Zu diesem Zeitpunkt ist es ideal, dass jede Frau ihren Geburtsplan in der Hand hat, der mit Hilfe von Gesundheitsexperten erstellt wurde, um das medizinische Team über ihre Erwartungen und Vorlieben in Bezug auf diesen Moment zu informieren. Wann immer möglich, wird dieser Plan respektiert.
Lesen Sie auch: Geburtsplan: Was er ist, wie man ihn aufstellt und wozu er dient
Swip Health.com/plano-de-parto
Vor allem bei schmerzempfindlicheren Frauen lassen sich Gebärmutterkontraktionen sehr früh erkennen, ohne dass sich der Gebärmutterhals wesentlich verändert hat. In diesen Fällen können Maßnahmen zur Wehenanregung wie Gehen und leichte Bewegungen mit Hilfe eines Balls angezeigt sein. Schauen Sie sich einige Tipps an, um eine natürliche Geburt zu erleichtern.

Willkommen auf meiner Seite!Ich bin Dr. J. K. Hartmann, Facharzt für Schmerztherapie und ganzheitliche Gesundheit.
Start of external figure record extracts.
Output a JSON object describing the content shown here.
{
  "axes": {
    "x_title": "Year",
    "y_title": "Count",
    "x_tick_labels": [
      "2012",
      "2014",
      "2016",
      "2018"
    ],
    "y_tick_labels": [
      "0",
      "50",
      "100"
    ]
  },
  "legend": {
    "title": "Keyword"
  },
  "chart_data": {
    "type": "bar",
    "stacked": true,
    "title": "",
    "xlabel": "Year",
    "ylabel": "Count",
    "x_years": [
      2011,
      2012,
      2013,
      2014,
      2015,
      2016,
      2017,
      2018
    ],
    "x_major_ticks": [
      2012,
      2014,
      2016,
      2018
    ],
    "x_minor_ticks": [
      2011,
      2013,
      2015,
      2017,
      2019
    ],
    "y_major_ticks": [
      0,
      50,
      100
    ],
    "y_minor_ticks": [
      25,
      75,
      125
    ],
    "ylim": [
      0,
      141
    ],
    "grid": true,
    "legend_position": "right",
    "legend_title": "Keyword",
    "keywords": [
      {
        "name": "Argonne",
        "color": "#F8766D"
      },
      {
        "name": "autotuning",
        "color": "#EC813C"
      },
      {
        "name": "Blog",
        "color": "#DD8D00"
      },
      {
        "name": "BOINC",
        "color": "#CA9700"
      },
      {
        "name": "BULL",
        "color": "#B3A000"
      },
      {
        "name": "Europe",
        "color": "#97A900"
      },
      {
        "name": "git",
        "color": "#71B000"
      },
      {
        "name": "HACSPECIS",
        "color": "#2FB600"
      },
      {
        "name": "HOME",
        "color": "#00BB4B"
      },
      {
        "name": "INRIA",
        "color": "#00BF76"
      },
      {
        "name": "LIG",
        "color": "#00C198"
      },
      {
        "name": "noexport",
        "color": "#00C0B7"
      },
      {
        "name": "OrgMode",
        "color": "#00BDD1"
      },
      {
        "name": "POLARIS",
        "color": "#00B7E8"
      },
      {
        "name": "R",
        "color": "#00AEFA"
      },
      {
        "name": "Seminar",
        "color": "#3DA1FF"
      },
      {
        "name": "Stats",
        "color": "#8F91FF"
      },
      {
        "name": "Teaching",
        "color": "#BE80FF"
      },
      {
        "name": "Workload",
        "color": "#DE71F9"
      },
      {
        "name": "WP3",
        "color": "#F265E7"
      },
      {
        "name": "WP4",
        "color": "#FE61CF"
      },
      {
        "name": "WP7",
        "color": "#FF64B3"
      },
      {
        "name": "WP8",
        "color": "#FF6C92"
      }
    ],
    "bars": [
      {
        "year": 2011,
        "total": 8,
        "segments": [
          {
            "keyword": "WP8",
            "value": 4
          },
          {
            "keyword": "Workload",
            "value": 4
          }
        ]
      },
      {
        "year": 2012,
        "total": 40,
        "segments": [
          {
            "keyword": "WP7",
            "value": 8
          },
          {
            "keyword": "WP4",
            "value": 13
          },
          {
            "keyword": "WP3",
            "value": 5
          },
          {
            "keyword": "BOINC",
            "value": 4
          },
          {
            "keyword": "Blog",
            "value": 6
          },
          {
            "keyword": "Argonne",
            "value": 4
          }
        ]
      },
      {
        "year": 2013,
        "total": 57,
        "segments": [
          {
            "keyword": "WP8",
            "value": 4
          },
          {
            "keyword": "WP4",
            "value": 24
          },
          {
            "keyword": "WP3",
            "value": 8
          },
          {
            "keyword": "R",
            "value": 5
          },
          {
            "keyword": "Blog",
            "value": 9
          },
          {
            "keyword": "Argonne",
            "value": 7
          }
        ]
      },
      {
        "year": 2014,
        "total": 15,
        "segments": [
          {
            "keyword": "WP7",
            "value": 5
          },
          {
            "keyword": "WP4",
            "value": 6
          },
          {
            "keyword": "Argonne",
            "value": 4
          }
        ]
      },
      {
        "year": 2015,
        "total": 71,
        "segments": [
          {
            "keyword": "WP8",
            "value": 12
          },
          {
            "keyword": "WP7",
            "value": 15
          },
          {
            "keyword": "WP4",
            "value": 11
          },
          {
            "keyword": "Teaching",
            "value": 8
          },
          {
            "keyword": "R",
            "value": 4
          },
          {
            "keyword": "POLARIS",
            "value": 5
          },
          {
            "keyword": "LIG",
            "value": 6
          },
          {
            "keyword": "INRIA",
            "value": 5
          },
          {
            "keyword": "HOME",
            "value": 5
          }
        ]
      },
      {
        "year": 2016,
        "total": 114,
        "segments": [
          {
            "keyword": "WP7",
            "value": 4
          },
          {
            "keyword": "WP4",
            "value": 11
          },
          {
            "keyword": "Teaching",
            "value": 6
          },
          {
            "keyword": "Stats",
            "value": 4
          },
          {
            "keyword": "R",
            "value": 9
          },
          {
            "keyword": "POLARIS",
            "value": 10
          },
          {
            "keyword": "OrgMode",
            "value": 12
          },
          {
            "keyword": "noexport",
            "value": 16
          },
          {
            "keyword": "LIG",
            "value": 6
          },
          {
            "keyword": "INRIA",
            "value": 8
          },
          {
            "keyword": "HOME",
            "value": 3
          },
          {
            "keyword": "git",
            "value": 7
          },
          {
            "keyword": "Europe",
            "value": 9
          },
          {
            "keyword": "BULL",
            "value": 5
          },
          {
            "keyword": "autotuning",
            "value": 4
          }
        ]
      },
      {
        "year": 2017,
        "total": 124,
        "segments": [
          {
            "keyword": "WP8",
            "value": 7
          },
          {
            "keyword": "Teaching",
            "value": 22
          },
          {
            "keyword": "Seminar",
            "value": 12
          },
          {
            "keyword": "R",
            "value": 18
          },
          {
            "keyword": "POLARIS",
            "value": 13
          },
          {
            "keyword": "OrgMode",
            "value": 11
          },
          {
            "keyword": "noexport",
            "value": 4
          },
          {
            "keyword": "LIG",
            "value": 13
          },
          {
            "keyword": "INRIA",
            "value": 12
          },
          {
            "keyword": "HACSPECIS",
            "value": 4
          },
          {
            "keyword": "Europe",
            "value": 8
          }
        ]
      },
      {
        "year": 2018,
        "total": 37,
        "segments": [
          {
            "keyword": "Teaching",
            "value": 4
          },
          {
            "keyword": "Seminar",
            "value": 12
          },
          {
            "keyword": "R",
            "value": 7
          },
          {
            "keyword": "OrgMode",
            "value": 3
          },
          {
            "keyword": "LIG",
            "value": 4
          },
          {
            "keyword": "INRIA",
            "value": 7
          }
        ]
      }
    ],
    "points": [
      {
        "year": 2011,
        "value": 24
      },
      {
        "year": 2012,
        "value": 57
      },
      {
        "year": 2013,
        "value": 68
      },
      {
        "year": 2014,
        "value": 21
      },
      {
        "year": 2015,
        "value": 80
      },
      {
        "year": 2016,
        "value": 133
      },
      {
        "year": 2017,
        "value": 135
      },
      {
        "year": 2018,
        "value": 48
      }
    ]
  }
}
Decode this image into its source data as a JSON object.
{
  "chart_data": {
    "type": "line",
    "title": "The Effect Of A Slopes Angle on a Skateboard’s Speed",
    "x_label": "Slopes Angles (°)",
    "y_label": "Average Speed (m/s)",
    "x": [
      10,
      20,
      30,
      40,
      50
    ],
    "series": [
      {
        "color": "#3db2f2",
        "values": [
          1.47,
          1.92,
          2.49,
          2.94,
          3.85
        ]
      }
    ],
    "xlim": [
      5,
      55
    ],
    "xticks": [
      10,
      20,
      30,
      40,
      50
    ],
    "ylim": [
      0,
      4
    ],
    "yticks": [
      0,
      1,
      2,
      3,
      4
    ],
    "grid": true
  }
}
Mit langjähriger Erfahrung in der Begleitung von Menschen mit chronischen Schmerzen, Verletzungen und gesundheitlichen Herausforderungen ist es mein Ziel, fundiertes medizinisches Wissen mit natürlichen Methoden zu verbinden.
Inspiriert von den Prinzipien von HealthOkay teile ich regelmäßig hilfreiche Informationen, alltagsnahe Tipps und evidenzbasierte Ansätze zur Verbesserung Ihrer Lebensqualität.
Gesundheit beginnt mit Wissen – danke, dass Sie hier sind!